As more shoppers move online, the majority of retailers believe at least 40% of them will stay online, according to a commercenext survey from April 2020.
But even as governments lift restrictions and retailers begin implementing re-opening strategies, the recovery timeline for in-store foot traffic remains questionable. When we look to China, contactless retail incorporates a greater focus on many digital channels including live streaming.
In fact, over half a billion Chinese citizens engage in live streaming and, according to Alibaba’s Taobao, last year 400 million users watched its 60,000-plus Livestream shopping shows hosted by brands, stores or influencers, generating $28 billion.
Q: Will Livestream shopping take off in markets outside of China?
Tony D’Onofrio: CEO of TD Insights and RETHINK Retail Advisor
David Adelman: Retail Strategist and President of T.A.G
The reason I follow China is that China is ahead of the rest of the world in digital commerce, and if you want to study examples in terms of what to do next, they actually are taking the lead. So, for example, they have 600 million people that use mobile payments. Face recognition is widespread. In fact, it’s now being used more for payment, cashierless stores are in the hundreds versus we only have been in the dozens or less in the U.S., and even less in Europe. I do think live streaming has a possibility because we have the bones of it, for example in the U.S., with QVC and Home Shopping Network, but that’s not enough.
If you look at what the China market is doing with live streaming, it’s more about really getting content marketing included in it, having influencers be live, and a lot of entertainment. So, hosts are—they’re actually celebrities in the market. They’re micro-influencers, and they engage very, very heavily with the audience. In fact, during flash sales, they’ll actually call out their followers by name, and say, “You need to take advantage of this deal now.”
So, there is a heavy, heavy focus on entertainment, which to me is a critical component of retail going forward. So, it’s about making shopping fun. The challenge for the U.S. and other Western markets is that it’s coming in places where it will help in segments that are struggling. So, the last forecast that I just saw, department stores will be down 29% this year, especially soft goods, which includes apparel, will be down 20% this year.
So, it is a good idea. I’m not sure that the brands that are struggling or have the appetite to invest, to really turn shopping into entertainment, with the stats that you cited in terms of really creating a new channel of Livestream.
I believe they’re calling it entertain-mers, which is a weird name, I know. But we are living in a visual world. I mean, we’ve gone from some typeface back in the old days and script and copy to social media platforms that involve pictures, videos, images, and it’s just progressing.
A recent study I saw from MIT said that the brain processes 90% of information visually, which really shocked me because we have other senses. Our sense of smell is very important. Our oral processes are very important. But I think this platform by Taobao, I think it’s amazing. It makes QVC, I hate to say it, look like it’s still in the 1950s.

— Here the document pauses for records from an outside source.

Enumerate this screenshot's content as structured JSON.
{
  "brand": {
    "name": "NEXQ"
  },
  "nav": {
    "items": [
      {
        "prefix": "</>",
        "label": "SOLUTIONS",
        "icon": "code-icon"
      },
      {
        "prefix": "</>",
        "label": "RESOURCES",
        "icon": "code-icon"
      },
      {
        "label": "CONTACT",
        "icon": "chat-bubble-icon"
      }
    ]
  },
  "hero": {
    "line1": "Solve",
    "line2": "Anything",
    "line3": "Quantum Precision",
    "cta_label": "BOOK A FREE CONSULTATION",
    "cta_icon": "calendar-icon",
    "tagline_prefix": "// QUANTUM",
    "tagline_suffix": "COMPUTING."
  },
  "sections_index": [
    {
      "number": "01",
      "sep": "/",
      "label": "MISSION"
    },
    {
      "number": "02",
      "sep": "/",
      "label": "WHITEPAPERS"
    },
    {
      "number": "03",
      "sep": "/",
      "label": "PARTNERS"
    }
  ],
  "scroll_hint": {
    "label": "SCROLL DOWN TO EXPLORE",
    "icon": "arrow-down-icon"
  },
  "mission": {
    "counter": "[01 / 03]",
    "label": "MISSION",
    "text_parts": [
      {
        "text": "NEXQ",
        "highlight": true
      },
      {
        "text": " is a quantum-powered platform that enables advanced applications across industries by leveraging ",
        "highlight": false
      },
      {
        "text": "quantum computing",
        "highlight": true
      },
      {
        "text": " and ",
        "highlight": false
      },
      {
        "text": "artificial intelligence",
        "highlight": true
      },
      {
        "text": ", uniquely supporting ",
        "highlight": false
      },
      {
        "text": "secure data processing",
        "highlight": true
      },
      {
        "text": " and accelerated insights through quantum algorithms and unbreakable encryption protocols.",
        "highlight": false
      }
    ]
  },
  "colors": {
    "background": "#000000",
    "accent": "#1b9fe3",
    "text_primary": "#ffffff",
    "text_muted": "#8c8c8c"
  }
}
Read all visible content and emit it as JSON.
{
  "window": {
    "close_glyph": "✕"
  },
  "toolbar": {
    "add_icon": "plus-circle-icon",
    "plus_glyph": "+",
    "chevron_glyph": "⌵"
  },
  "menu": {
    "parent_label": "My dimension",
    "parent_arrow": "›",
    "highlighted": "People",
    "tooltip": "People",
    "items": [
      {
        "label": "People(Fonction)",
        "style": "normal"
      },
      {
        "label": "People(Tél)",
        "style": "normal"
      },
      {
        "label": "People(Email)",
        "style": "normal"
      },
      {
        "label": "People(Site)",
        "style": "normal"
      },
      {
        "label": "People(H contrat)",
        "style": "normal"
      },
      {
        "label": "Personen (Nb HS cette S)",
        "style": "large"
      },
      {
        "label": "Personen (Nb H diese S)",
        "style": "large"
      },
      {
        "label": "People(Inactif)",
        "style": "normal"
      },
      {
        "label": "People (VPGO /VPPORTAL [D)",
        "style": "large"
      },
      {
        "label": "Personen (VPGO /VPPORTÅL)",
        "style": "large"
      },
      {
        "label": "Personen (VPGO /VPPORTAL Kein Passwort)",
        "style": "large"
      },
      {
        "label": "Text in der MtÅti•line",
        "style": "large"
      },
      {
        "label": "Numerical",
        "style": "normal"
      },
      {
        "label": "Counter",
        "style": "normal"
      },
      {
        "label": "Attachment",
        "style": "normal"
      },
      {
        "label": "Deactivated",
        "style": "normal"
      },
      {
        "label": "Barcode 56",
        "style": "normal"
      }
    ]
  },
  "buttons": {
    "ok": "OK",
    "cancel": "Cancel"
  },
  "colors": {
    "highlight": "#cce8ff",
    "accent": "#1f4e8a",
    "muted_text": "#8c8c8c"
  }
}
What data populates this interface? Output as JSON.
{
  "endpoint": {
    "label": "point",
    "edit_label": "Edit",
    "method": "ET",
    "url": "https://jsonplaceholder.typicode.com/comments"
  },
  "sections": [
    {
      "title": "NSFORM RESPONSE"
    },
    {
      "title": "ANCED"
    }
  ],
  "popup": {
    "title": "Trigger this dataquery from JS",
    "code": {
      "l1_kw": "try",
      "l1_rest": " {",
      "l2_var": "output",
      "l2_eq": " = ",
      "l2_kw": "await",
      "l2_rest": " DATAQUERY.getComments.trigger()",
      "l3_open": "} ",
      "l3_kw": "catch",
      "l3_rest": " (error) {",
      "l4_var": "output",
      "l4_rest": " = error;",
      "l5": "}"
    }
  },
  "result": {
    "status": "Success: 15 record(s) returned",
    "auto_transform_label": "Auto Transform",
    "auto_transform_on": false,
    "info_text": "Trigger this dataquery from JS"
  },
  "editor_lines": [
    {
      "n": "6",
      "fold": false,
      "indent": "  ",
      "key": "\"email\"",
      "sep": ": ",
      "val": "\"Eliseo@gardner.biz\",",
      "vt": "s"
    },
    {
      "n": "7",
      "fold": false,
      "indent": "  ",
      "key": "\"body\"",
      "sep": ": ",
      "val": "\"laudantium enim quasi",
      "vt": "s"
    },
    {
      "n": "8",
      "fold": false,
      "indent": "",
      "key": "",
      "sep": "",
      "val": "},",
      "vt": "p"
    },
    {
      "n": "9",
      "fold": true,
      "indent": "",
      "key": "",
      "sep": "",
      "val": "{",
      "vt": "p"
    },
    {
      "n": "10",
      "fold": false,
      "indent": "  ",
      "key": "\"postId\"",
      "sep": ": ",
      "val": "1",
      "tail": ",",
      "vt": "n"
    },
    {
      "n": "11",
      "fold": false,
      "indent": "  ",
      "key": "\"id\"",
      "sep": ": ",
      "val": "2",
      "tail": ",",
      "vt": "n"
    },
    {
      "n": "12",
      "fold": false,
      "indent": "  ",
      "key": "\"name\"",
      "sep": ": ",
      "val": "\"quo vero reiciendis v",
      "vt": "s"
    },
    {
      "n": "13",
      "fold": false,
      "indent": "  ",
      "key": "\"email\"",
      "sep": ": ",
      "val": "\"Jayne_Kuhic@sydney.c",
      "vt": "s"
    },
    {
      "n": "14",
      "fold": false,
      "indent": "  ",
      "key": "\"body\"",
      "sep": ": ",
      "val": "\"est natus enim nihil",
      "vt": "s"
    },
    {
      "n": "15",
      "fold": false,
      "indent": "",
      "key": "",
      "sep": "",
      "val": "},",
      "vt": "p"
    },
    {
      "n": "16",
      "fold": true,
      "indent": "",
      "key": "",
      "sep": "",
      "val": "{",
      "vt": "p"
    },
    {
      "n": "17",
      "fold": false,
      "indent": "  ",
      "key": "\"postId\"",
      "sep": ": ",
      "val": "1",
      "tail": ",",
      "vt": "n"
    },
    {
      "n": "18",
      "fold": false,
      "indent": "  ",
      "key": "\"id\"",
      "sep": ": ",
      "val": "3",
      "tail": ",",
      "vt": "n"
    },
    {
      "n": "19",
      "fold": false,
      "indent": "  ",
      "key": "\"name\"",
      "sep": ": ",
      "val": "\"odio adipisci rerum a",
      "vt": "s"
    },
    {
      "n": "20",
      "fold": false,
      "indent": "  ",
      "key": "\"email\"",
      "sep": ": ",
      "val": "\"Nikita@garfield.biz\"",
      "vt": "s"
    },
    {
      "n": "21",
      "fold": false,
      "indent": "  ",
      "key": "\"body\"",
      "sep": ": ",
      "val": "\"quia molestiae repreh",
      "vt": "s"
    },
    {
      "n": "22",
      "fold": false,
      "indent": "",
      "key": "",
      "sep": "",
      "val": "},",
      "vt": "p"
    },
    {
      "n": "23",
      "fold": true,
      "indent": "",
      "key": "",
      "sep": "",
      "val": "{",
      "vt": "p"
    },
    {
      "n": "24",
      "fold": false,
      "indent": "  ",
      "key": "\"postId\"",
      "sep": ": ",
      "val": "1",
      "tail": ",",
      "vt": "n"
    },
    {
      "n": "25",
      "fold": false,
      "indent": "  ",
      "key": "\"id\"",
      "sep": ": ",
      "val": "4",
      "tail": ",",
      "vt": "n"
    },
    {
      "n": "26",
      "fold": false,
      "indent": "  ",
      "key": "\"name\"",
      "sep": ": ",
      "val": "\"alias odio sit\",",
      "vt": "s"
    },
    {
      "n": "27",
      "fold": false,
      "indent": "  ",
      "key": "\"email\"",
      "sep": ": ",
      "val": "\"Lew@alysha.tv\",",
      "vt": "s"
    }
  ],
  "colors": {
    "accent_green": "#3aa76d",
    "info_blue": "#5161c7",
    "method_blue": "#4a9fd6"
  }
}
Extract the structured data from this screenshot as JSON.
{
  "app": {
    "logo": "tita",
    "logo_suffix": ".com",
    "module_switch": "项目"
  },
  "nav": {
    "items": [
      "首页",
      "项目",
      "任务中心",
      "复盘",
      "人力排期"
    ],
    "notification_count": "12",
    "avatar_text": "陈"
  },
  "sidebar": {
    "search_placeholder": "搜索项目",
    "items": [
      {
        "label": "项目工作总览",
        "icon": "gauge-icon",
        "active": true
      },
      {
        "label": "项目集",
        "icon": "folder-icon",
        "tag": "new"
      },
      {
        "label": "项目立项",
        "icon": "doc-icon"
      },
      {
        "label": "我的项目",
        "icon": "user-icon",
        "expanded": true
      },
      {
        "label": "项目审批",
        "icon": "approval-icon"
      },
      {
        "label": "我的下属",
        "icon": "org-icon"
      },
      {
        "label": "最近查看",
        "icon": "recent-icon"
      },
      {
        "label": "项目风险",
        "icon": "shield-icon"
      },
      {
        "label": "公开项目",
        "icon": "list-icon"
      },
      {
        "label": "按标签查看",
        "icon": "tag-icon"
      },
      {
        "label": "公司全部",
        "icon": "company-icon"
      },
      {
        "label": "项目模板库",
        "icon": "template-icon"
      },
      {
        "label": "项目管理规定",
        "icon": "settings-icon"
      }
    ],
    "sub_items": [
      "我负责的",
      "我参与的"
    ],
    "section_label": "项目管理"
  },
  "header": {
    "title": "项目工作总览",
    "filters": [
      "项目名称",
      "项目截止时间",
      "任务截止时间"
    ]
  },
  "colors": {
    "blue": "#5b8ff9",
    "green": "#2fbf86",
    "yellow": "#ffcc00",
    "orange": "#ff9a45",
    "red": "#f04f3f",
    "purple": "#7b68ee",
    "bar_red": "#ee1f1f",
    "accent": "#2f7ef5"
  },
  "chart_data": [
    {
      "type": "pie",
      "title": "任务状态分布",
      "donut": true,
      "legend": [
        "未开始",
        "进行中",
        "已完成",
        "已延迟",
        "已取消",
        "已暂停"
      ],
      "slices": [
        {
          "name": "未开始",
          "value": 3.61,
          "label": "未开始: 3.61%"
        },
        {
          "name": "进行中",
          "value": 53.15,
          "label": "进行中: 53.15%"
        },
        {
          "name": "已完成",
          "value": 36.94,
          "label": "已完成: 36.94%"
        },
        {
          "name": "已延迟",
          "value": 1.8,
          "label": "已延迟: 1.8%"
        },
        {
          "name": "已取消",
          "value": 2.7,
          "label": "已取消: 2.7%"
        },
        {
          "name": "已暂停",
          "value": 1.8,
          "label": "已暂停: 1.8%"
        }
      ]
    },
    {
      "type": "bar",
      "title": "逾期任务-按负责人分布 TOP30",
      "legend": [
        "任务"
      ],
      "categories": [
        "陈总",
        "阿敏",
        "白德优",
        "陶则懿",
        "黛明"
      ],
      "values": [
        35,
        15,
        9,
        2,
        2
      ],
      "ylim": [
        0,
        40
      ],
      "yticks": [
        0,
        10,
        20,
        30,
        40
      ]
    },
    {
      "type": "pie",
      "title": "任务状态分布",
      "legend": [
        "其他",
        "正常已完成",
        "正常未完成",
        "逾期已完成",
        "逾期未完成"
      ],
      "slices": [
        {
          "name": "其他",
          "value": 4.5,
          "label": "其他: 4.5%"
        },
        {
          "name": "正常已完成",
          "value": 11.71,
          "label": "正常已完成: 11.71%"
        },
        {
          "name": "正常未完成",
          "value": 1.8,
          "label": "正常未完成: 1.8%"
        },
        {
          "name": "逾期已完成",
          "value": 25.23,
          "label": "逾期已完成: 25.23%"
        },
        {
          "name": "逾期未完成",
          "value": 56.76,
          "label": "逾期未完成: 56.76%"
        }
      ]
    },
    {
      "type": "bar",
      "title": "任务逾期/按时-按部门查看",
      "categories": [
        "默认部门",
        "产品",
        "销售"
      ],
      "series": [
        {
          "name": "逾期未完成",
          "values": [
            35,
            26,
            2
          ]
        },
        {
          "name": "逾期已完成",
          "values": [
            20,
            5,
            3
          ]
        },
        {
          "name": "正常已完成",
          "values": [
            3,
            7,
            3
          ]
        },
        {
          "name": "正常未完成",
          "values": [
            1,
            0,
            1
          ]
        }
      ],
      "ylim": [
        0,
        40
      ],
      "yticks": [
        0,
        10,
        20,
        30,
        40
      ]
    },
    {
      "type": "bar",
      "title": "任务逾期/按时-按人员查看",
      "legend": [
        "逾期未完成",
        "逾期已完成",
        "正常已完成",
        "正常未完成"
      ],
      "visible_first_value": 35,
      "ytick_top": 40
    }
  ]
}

When I watch the show now, I’m like, “Oh my God. QVC takes me back now.” But the contrast is severe. But yeah, I think it involves the best of all worlds, really. You can put your best salesperson out there, where, normally, in a retail store, you can’t always do that. You can put your influencers out there. You can have the actors, live demos, and then sell it right online, right as you’re experiencing it. What could be better than that? I think adoption might be better amongst Gen-Z and millennials, as opposed to boomers, because they’re used to these types of interfaces. But, yes, I believe it is the future—but I think it’ll take a while to adapt to North America, for sure.
That totally makes sense, but you got to remember that the store is the most profitable place for retail. E-commerce and all these other channels tend to take profit because you end up adding additional costs, and all you have to do is listen to the last Amazon call where they basically made a lot on the top line when making nothing on the bottom line because they’re spending it all to actually keep the channel going. So, I do think that live streaming is an example that it gets you there, but it’s got to be part of the mix, not the end-all solution.
This conversation first appeared on the May 18 episode of the Retail Rundown.